To map Sarah’s brain, researchers first fixed 10 stereoelectroencephalography electrodes to her head. Each of these was capable of delivering small voltages to the orbitofrontal cortex, amygdala, hippocampus, ventral capsule/ventral striatum, and subgenual cingulate cortex. As Sarah reported her symptoms over the following 10 days, the researchers found that the ventral capsule/ventral striatum area was the site at which stimulation produced “consistent, sustained, and dose-dependent improvement of symptoms,” according to the study.

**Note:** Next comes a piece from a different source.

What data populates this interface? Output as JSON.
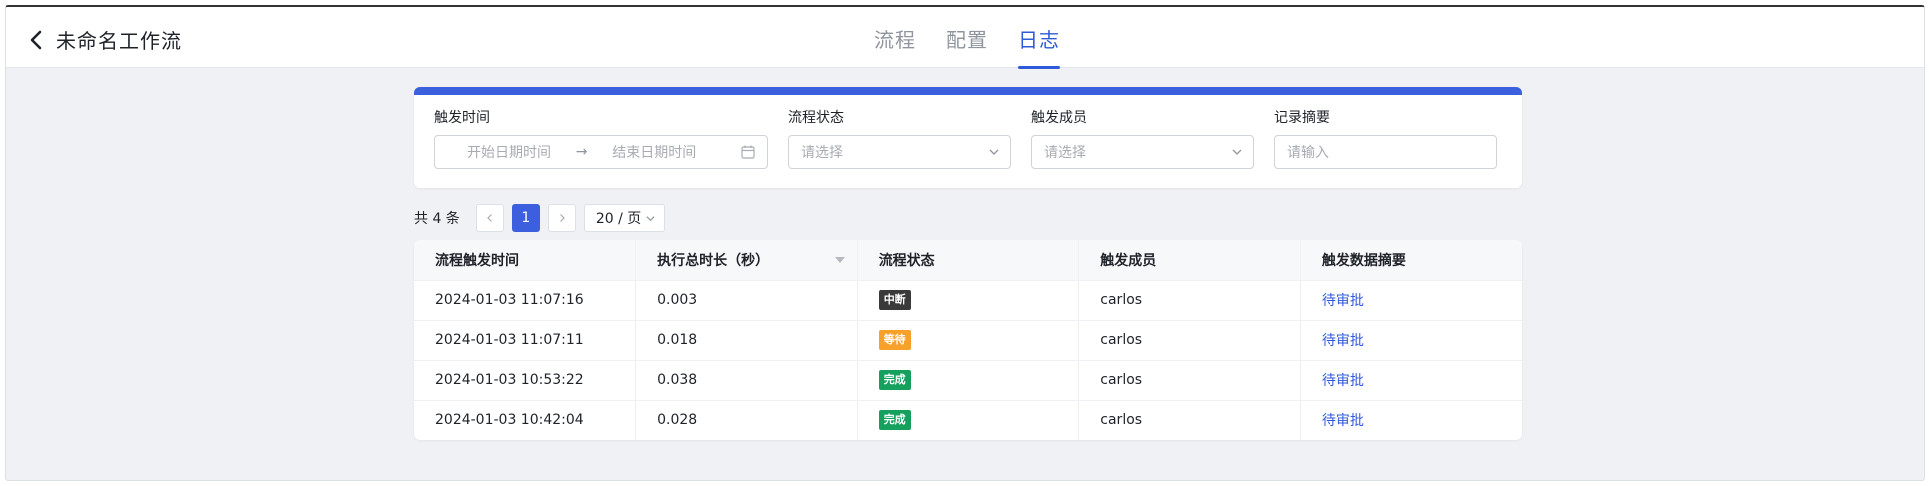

Next, they were able to determine that high readings in the gamma-band power range of the bilateral amygdala aligned closely with strong depression symptoms. Helpfully, the same area also responded more powerfully to stimulation in the ventral capsule/ventral striatum area than did other brain areas. That the researchers successfully identified these problematic areas was itself a remarkable achievement.

The device implanted in her brain in June 2020 — a sort of “brain pacemaker” — automatically takes care of two tasks, requiring no outside intervention. First, it monitors Sarah’s brain for telltale depression activity in the amygdala. If the pattern is detected, the device briefly stimulates the ventral capsule/ventral striatum target with a gentle, six-second one milliamp electrical charge. Because the device emits stimulation based on the patient’s own physiological activity, it is called a “closed-loop” system.

Sarah’s depressive state was resolved almost immediately. After 15 months, the device was still providing therapeutic effects that have radically improved  the quality of Sarah’s life The FDA allowed the scientists an investigational device exemption to perform the procedure.

What’s next

The team’s success with Sarah show only that the device was capable of treating her specific constellation of depressive symptoms. To demonstrate the generalizability of the approach, the researchers are working with two more patients and hoping to add another nine people with depression to their cohort. They’re aiming to understand to what extent and how the biomarkers and therapeutic target areas vary among different people.

The researchers are also interested in learning whether biomarkers and targets change over time. Because the brain is remarkably elastic, it’s conceivable that it could retrain itself in a way that would pose an obstacle to treatment. So even though a time when devices like Sarah’s could become commonplace is clearly a ways off, the team’s proof-of-concept is impressive, and may represent a whole new, more effective, way of treating mental disorders.